I’m experiencing an issue with PPP links that “stall”, in lack of a better work.
This happens with both SSTP and L2TP protocols and maybe with OVPN, though I can’t confirm at this point.
Note that this is not a “general” issue. My CHR-based router serves ~800 VPN connections, with only some showing this issue.

The common factor appears to be connection quality.

What happens is :

PPP establishes fine and is working.
At some point, the dynamic IP and route assigned to the interface generated, i.e. , disappear. The PPP connection it self remains up.
On the remote side, it also remains up. This creates an issue where it doesn’t work, it doesn’t try to reconnect by itself and the remote users, being non-technical, call to report an outage.

I’ve setup static server bindings for each affected secret and set up static routes with the new, static interface as a gateway but on each connection, even though the interface bind to the static one, a dynamic IP and route are also created.
When the incident triggers again, it removes the dynamic IP and route.
If I also add a static IP address, PPP connection cannot establish because “the address already exists”.
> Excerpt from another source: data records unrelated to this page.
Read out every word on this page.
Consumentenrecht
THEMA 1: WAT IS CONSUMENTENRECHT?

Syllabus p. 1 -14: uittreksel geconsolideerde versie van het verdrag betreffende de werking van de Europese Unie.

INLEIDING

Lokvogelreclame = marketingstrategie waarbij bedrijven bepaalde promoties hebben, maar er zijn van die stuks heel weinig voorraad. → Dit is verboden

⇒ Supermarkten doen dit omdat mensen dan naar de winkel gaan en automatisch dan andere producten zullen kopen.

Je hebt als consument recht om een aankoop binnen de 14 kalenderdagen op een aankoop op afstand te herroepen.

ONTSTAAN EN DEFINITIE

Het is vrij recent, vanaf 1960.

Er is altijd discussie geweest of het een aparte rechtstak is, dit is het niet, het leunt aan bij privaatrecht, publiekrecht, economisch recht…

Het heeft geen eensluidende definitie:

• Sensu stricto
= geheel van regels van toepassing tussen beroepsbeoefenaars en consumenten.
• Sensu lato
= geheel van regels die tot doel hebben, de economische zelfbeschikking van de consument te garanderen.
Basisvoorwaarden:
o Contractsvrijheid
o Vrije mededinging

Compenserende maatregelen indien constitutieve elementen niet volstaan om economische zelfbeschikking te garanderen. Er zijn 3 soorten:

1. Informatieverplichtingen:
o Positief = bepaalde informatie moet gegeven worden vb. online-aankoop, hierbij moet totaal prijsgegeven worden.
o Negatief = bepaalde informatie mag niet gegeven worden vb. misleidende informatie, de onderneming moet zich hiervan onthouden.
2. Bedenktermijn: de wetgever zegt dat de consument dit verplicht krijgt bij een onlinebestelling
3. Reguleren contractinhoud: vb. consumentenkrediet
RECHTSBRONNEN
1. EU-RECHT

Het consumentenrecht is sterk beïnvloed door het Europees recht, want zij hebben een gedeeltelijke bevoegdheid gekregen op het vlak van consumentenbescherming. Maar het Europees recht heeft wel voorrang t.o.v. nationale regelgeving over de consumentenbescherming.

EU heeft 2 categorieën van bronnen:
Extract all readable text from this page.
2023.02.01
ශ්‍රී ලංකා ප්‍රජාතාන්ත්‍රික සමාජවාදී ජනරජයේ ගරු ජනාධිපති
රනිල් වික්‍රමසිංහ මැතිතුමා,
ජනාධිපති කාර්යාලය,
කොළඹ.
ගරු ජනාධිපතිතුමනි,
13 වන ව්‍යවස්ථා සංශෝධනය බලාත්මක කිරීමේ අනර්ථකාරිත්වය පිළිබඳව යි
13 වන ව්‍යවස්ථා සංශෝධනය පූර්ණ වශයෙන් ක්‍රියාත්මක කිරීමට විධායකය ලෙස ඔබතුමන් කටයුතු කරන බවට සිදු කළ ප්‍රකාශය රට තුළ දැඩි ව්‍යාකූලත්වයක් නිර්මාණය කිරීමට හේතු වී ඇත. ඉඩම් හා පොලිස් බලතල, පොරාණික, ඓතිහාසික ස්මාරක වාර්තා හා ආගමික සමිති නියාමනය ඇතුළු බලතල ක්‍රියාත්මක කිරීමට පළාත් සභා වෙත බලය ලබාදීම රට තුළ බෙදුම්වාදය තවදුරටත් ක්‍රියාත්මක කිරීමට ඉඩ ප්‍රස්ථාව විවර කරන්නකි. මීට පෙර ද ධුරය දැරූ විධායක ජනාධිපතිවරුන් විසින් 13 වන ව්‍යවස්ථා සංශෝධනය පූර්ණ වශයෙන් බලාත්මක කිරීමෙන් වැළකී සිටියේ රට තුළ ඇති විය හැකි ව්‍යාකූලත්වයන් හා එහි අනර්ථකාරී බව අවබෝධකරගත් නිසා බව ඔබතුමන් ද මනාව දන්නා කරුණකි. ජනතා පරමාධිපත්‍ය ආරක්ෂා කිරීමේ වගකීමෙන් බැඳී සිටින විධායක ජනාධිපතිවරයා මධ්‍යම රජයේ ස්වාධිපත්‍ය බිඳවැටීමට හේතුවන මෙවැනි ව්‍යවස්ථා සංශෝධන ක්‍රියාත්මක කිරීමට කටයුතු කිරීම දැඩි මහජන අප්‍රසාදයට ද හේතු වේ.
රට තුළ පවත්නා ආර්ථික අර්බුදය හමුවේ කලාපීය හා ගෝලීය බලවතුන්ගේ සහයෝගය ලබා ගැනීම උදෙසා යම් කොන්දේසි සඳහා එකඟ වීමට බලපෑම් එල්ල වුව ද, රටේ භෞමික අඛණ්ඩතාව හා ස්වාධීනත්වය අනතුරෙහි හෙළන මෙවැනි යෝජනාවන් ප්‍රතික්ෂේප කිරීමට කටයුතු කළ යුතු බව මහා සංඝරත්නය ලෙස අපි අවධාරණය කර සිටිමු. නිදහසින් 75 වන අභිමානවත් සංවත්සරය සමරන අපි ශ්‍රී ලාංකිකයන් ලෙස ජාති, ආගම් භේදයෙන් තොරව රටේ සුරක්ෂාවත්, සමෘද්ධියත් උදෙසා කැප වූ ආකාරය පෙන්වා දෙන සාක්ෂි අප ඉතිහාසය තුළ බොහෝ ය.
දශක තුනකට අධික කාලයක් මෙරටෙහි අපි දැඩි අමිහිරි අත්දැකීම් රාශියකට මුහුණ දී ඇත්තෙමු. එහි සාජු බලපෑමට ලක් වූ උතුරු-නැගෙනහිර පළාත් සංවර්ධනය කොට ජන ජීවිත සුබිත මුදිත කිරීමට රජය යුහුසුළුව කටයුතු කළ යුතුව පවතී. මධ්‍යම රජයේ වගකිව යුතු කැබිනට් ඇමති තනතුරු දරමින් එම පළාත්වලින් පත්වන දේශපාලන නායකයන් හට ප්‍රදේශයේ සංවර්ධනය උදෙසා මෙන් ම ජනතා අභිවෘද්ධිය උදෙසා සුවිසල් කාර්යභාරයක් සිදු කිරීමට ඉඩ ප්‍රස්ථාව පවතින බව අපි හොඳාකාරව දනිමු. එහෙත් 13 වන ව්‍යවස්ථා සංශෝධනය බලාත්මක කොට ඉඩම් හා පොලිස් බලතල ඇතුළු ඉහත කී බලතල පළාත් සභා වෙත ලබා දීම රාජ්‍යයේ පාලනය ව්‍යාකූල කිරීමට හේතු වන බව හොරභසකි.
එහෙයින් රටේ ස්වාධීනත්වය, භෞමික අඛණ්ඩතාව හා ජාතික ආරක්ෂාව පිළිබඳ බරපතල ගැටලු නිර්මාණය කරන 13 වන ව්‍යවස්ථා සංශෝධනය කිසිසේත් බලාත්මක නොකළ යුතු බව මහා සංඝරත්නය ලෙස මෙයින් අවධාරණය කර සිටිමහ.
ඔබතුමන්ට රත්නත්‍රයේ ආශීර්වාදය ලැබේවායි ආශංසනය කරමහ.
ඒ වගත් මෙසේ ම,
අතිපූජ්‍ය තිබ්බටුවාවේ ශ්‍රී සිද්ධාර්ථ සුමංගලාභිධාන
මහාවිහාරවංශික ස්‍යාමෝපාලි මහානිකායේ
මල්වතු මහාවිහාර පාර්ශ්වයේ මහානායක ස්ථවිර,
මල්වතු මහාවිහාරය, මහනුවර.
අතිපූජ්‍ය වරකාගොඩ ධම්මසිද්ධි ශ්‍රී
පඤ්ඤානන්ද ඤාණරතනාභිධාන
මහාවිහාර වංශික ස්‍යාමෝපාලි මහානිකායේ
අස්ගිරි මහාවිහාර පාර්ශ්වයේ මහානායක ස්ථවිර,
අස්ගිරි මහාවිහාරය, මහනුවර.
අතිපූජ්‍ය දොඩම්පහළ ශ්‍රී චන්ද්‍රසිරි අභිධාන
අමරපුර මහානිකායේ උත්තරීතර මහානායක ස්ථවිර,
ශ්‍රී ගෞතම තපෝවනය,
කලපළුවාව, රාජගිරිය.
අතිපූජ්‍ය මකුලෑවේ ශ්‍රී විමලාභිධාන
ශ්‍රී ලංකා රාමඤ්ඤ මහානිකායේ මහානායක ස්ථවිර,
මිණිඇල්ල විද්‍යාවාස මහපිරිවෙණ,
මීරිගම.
I’m looking for a away to fix this so it doesn’t happen, or stop the PPP connection from creating dynamic routes and addresses, so I can assign them statically and know they’re always there.
The workaround currently is to run a custom script that finds those without an address and disconnect them, but that just hides the issue and I don’t consider it a scalable solution.

What version are you running? My experience in 6.47.10 is different - when the client device gets a new dynamic address, it creates a new (sstp in my case) connection but the old connection survives for minutes at server side until all timeouts expire, so I cannot communicate with the subnets on that client until I remove the old connection because routes via both remain active.

In any case, detailed logging of L2TP into a file, sniffing the public IP of the client into another file, and creating supout.rif once it happens is the only way to collect enough evidence for Mikrotik to analyze and fix the issue.

Hello sindy,

Thanks for the input.
CHR (vpn server) is 6.49.1.
clients are whatever between 6.45.6 to 6.49.2. The “affected” clients are all at least 6.48.4 as updating them was part of the troubleshooting.

Actually getting the required info is very hard, plus I’m a bit anal about sharing detailed info. :stuck_out_tongue: